Note:
This topic has been translated from a Chinese forum by GPT and might contain errors.
Original topic: DM同步突然中断
DM Version: v2.0.7
TiDB: v4.0.11
MySQL: 5.6.32
DM-Worker error:
Attempted recovery:
- pause-task to pause the task
- resume-task to resume the task
Still encountering errors
The synchronization has been running for a long time and suddenly encountered an error.
You can check the actual work logs.
The worker logs keep reporting the following errors:
[2022/12/20 15:01:15.429 +08:00] [WARN] [task_checker.go:393] [“backoff skip auto resume task”] [component=“task checker”] [task=vgift_account] [latestResumeTime=2022/12/20 14:58:45.429 +08:00] [duration=5m0s]

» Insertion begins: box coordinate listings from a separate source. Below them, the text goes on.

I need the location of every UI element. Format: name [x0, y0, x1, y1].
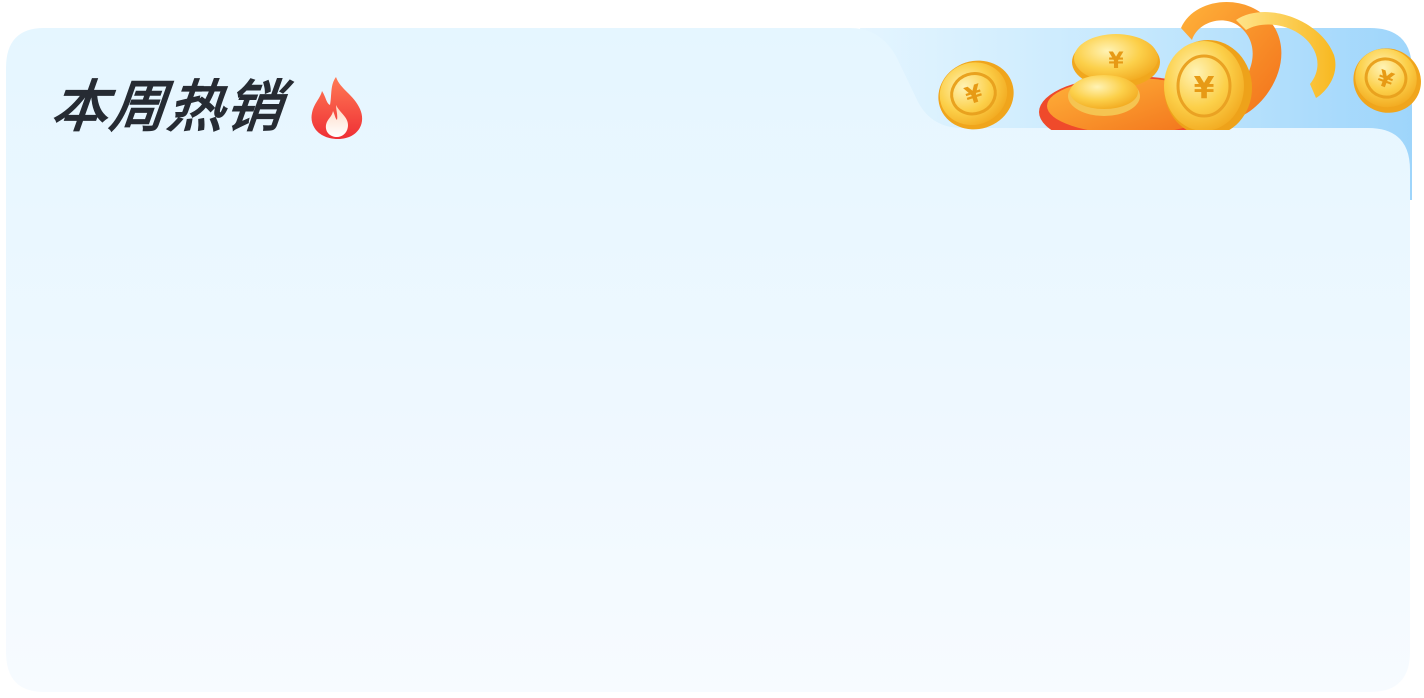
- svg-text:¥: ¥: [1194, 71, 1215, 106]
- section-title: 本周热销: [48, 75, 288, 140]
- fire-icon: [311, 77, 363, 139]
- section-header: 本周热销: [48, 72, 368, 144]
- svg-text:¥: ¥: [1108, 49, 1124, 74]
- hot-sales-card: 本周热销 ¥ ¥ ¥ ¥: [0, 0, 1424, 698]
- gold-coins-icon: ¥ ¥ ¥ ¥: [938, 2, 1421, 130]
- hot-sales-card-stage: 本周热销 ¥ ¥ ¥ ¥: [0, 0, 1424, 698]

[2022/12/20 15:01:20.429 +08:00] [WARN] [task_checker.go:393] [“backoff skip auto resume task”] [component=“task checker”] [task=vgift_account] [latestResumeTime=2022/12/20 14:58:45.429 +08:00] [duration=5m0s]
[2022/12/20 15:01:20.480 +08:00] [INFO] [syncer.go:2912] [“binlog replication status”] [task=exchange_order] [unit=“binlog replication”] [total_events=488748531] [total_tps=30] [tps=0] [master_position=“(mysql-bin.000229, 792724909)”] [master_gtid=3d063b5d-ac92-11ea-8d7f-ecf4bbdee7d4:1-186586092,48230336-ac92-11ea-8d80-e4434b036590:1-933946527,538fe0da-ac92-11ea-8d80-246e966090ac:1,9efc0181-e451-11eb-be59-b4055d643320:1-1023] [checkpoint=“position: (mysql-bin.000016, 449314866), gtid-set: 3d063b5d-ac92-11ea-8d7f-ecf4bbdee7d4:1-186586092,48230336-ac92-11ea-8d80-e4434b036590:1-714173783,538fe0da-ac92-11ea-8d80-246e966090ac:1(flushed position: (mysql-bin.000016, 449314866), gtid-set: 3d063b5d-ac92-11ea-8d7f-ecf4bbdee7d4:1-186586092,48230336-ac92-11ea-8d80-e4434b036590:1-714173783,538fe0da-ac92-11ea-8d80-246e966090ac:1)”]
Check if the upstream and downstream are normal, and post the TiDB logs.
TiDB is functioning normally. Not only is this work connected to TiDB, but many other work synchronizations are also normal.
You can refer to these two issues~
I remember TiDB is compatible with MySQL 5.7, you can try upgrading the MySQL version~
It should have nothing to do with compatibility. It has been running for a long time, and the problematic statement is a common DML statement “delete”.
Did you see this question?
Similar to this issue, I adjusted the GC time and then restarted the synchronization, but the error still occurred.
If the downstream table does not have a primary key or unique index, finding the row during deletion will be very slow, leading to operation timeout. You can try reducing the batch-size in the task configuration.
Does batch-size refer to this parameter? batch? I see that this parameter does not support dynamic updates after the task is created. My task has a large amount of data, and synchronization takes a long time. There is indeed no primary key or unique index. If I add a unique index now, can it solve the problem?
Yes, adding a unique index to this batch should improve the issue.
Is there another full synchronization task in progress when this error occurs? If so, wait for the full synchronization to complete and then observe whether the task returns to normal.
This topic was automatically closed 60 days after the last reply. New replies are no longer allowed.